Seja o helicóptero decolando de um heliponto de um mega templo em São Paulo, cheio de malas de dinheiro, a portinha de um templo de uma seita qualquer num bairro pobre, os frequentadores das correntes dos empresários, ou os pobres que procuram na religião alguma solução, parece que todos são movidos pelo mesmo amor que busca os próprios interesses.

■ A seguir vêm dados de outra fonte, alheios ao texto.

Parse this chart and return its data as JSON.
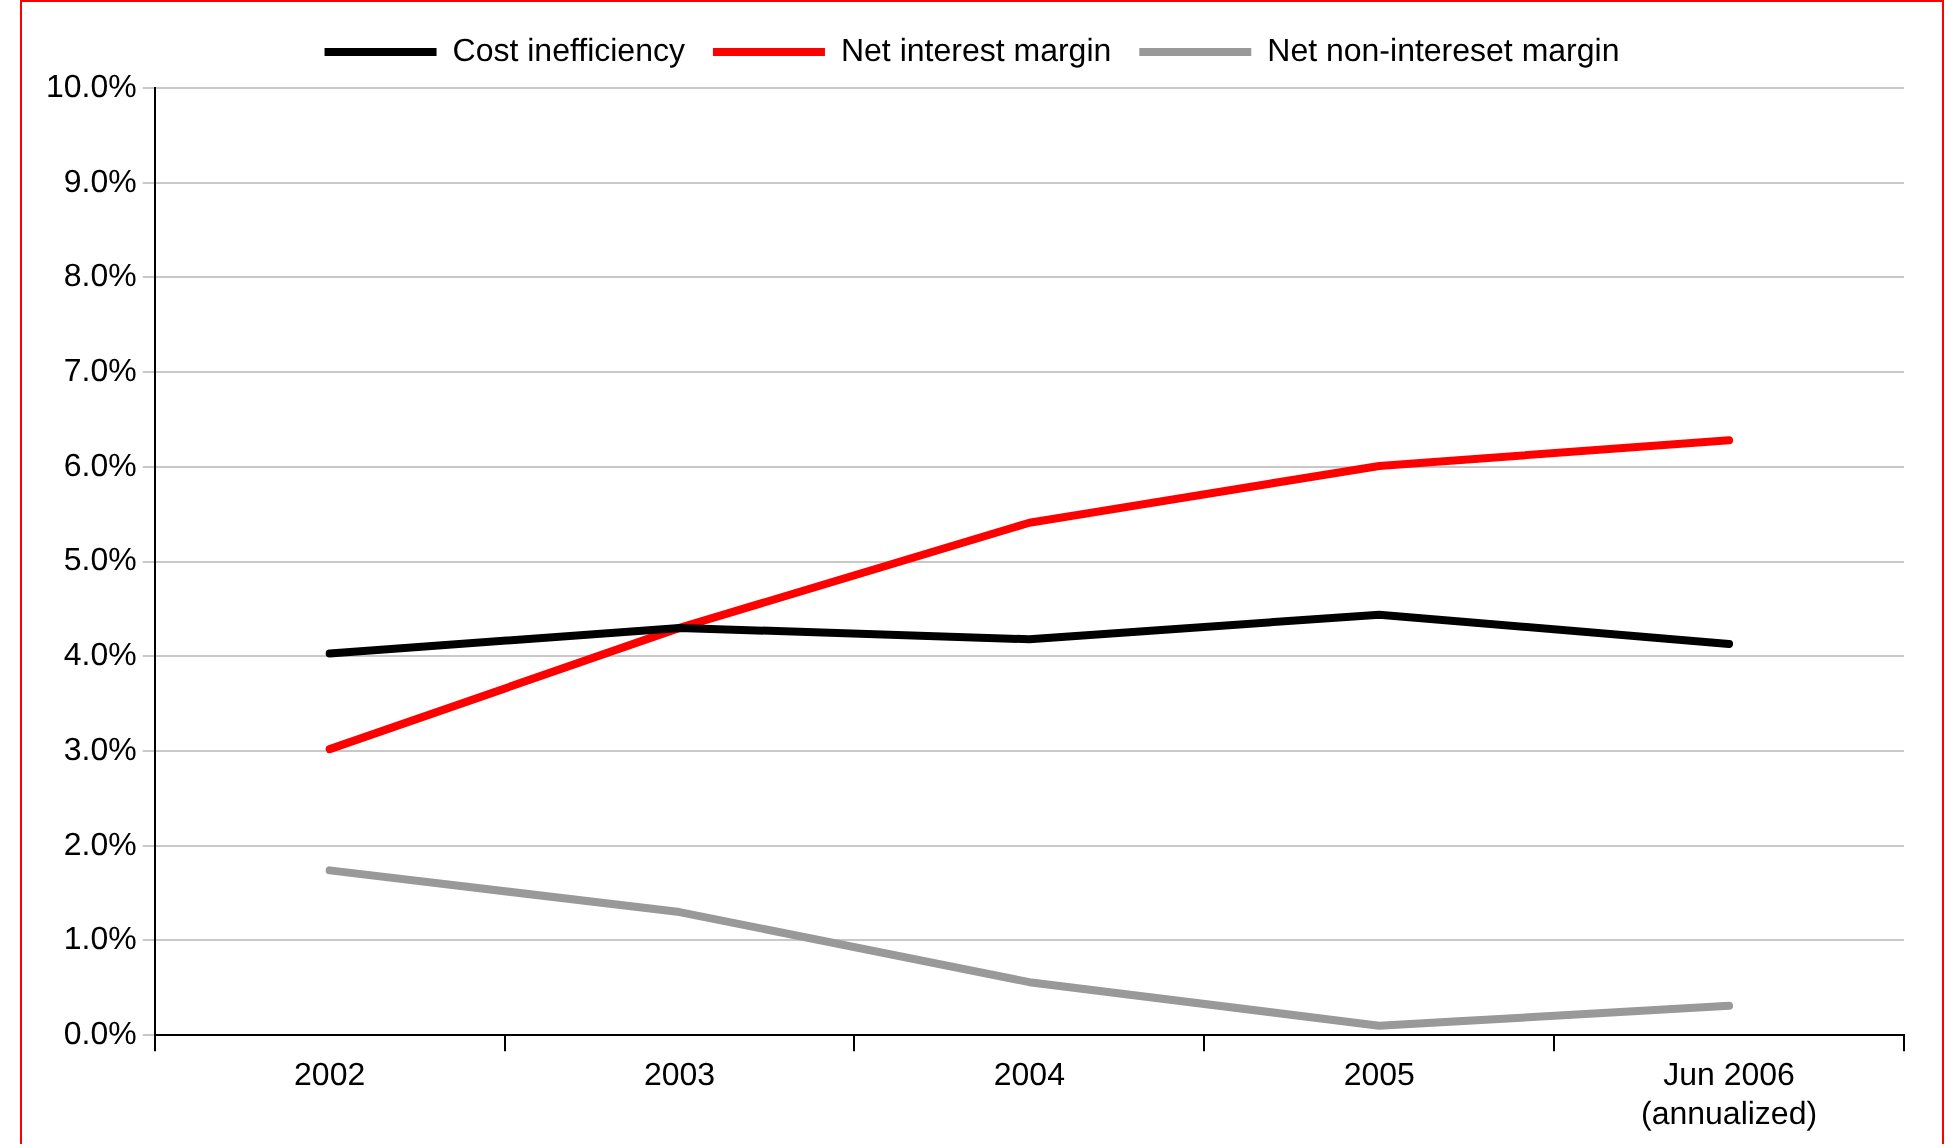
{
  "chart_data": {
    "type": "line",
    "categories": [
      "2002",
      "2003",
      "2004",
      "2005",
      "Jun 2006\n(annualized)"
    ],
    "series": [
      {
        "name": "Cost inefficiency",
        "color": "#000000",
        "values": [
          4.03,
          4.3,
          4.18,
          4.44,
          4.13
        ]
      },
      {
        "name": "Net interest margin",
        "color": "#ff0000",
        "values": [
          3.02,
          4.3,
          5.41,
          6.01,
          6.28
        ]
      },
      {
        "name": "Net non-intereset margin",
        "color": "#999999",
        "values": [
          1.74,
          1.3,
          0.56,
          0.1,
          0.31
        ]
      }
    ],
    "ylim": [
      0,
      10
    ],
    "yticks": [
      {
        "value": 0,
        "label": "0.0%"
      },
      {
        "value": 1,
        "label": "1.0%"
      },
      {
        "value": 2,
        "label": "2.0%"
      },
      {
        "value": 3,
        "label": "3.0%"
      },
      {
        "value": 4,
        "label": "4.0%"
      },
      {
        "value": 5,
        "label": "5.0%"
      },
      {
        "value": 6,
        "label": "6.0%"
      },
      {
        "value": 7,
        "label": "7.0%"
      },
      {
        "value": 8,
        "label": "8.0%"
      },
      {
        "value": 9,
        "label": "9.0%"
      },
      {
        "value": 10,
        "label": "10.0%"
      }
    ],
    "grid": "y",
    "legend": "top",
    "marker": "none",
    "line_style": "solid"
  }
}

O encontro dos “amantes de si mesmos” — de um lado os (in)fiéis que procuram um deus que corresponda aos seus desejos temporais, do outro os mercadores da fé que despudoradamente adéquam o evangelho aos anseios dos ouvintes — cria um ambiente favorável aos desvios, onde o amor-próprio passa a ser o fator gerador da apostasia da fé. Deste encontro de interesses (e interesseiros) que surge a necessidade de teologias moldáveis que correspondam às expectativas e contemplem a diversidade, que seja capaz de apresentar um deus serviçal, multiforme e representativo das mais diversas correntes de fé, de tradições e de comportamentos; um deus criado à imagem e semelhança dos homens. A Teologia da Prosperidade, o Evangelho Social, o Evangelho da Confissão Positiva, o Triunfalismo Gospel, a Teologia do Coaching, a Teologia Inclusiva (também chamada Teologia Queer e Teologia Gay) e outros desvios são apenas alguns dos meios pelos quais este deus se revela. Nada mais funesto, mais anticristão, que esta religião que fala de Deus, mas é, em sua essência, antropocêntrica — a religião dos “amantes de si mesmos”.